Mohamed uses the solar electricity to light up his house and to protect his animals from predators, as well as to run his business.

So far 300 farmers and 150 livestock keepers living in villages around Adaale, Eel Ma’an, Jowhar and Buleburte in Middle Shabelle region have installed solar in their homes and business, according to Guled Mohamud Ahmed, the founder and chief executive of Power OffGrid.

Guled’s aim is to provide cheap, renewable electricity to cater for ordinary people’s daily needs, and to empower them to improve their lives at the same time.

“Livestock owners need light and they need to charge their phones, so we allow them to exchange their livestock for the solar kits,” Guled told Radio Ergo.

“The farmers also need water pumps, so we give them solar water pumps in exchange for a share of their farm produce.”

The arrangement is an innovative way of offering credit to farmers and herders who cannot always access cash. The value of a goat depends on the season and the market, of course, so the scheme has to be flexible.

If a farmer dies before full repayment has been made, the debt is forgiven. This has earned the company a reputation for trustworthiness.

Power OffGrid provides 50 to 100 watt panels for use in business and at home for lighting, refrigerating, and charging radios, phones and other devices.

Guled estimates that livestock keepers spend eight to 15 dollars for six hours of lighting and electricity using paraffin lamps and batteries. The solar panels are mobile, so the herders can move around with them, ensuring constant access to clean power.

For local farmers like Abdirahman Ali Abukar in Jowhar town, the solar pump worth $1,000 that he bought on credit in 2017, with a down-payment of just $20, has proved its worth enabling him to access water from the well to grow better crops and vegetables.

He has been paying the debt in instalments with every harvest and has only $200 left to pay.
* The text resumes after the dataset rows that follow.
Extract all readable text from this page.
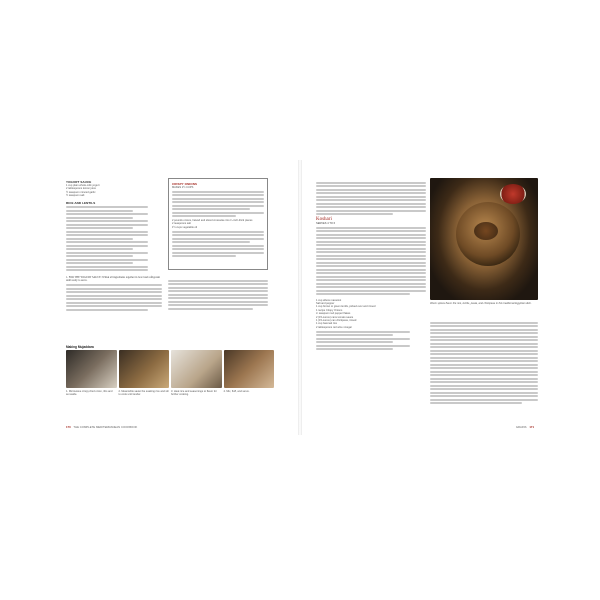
YOGURT SAUCE
1 cup plain whole-milk yogurt
2 tablespoons lemon juice
½ teaspoon minced garlic
½ teaspoon salt
RICE AND LENTILS
1. FOR THE YOGURT SAUCE: Whisk all ingredients together in bowl and refrigerant until ready to serve.
CRISPY ONIONS
MAKES 1½ CUPS
2 pounds onions, halved and sliced crosswise into ¼-inch-thick pieces
2 teaspoons salt
1½ cups vegetable oil
Making Mujaddara
1. Microwave crispy-fried onion, ribs and set aside.
2. Meanwhile sauté the soaking rice and stir to cook until tender.
3. Heat rice and seasonings to flavor for further cooking.
4. Mix, fluff, and serve.
170 THE COMPLETE MEDITERRANEAN COOKBOOK
Koshari
SERVES 4 TO 6
1 cup elbow macaroni
Salt and pepper
1 cup brown or green lentils, picked over and rinsed
1 recipe Crispy Onions
¼ teaspoon red pepper flakes
2 (15-ounce) cans tomato sauce
1 (15-ounce) can chickpeas, rinsed
1 cup basmati rice
2 tablespoons red wine vinegar
Warm spices flavor the rice, lentils, pasta, and chickpeas in this traditional Egyptian dish.
GRAINS 171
“I couldn’t grow anything because of lack of water until the solar water pump was installed for me,” Abdirahman said.

“One of my relatives acted as my guarantor. Today, I could become a guarantor for someone else. I have bought a plot from the proceeds of the farm and am planning to build a house on it.”

“No one talks to the people about how to make economic gains and to progress in their lives,” Guled said.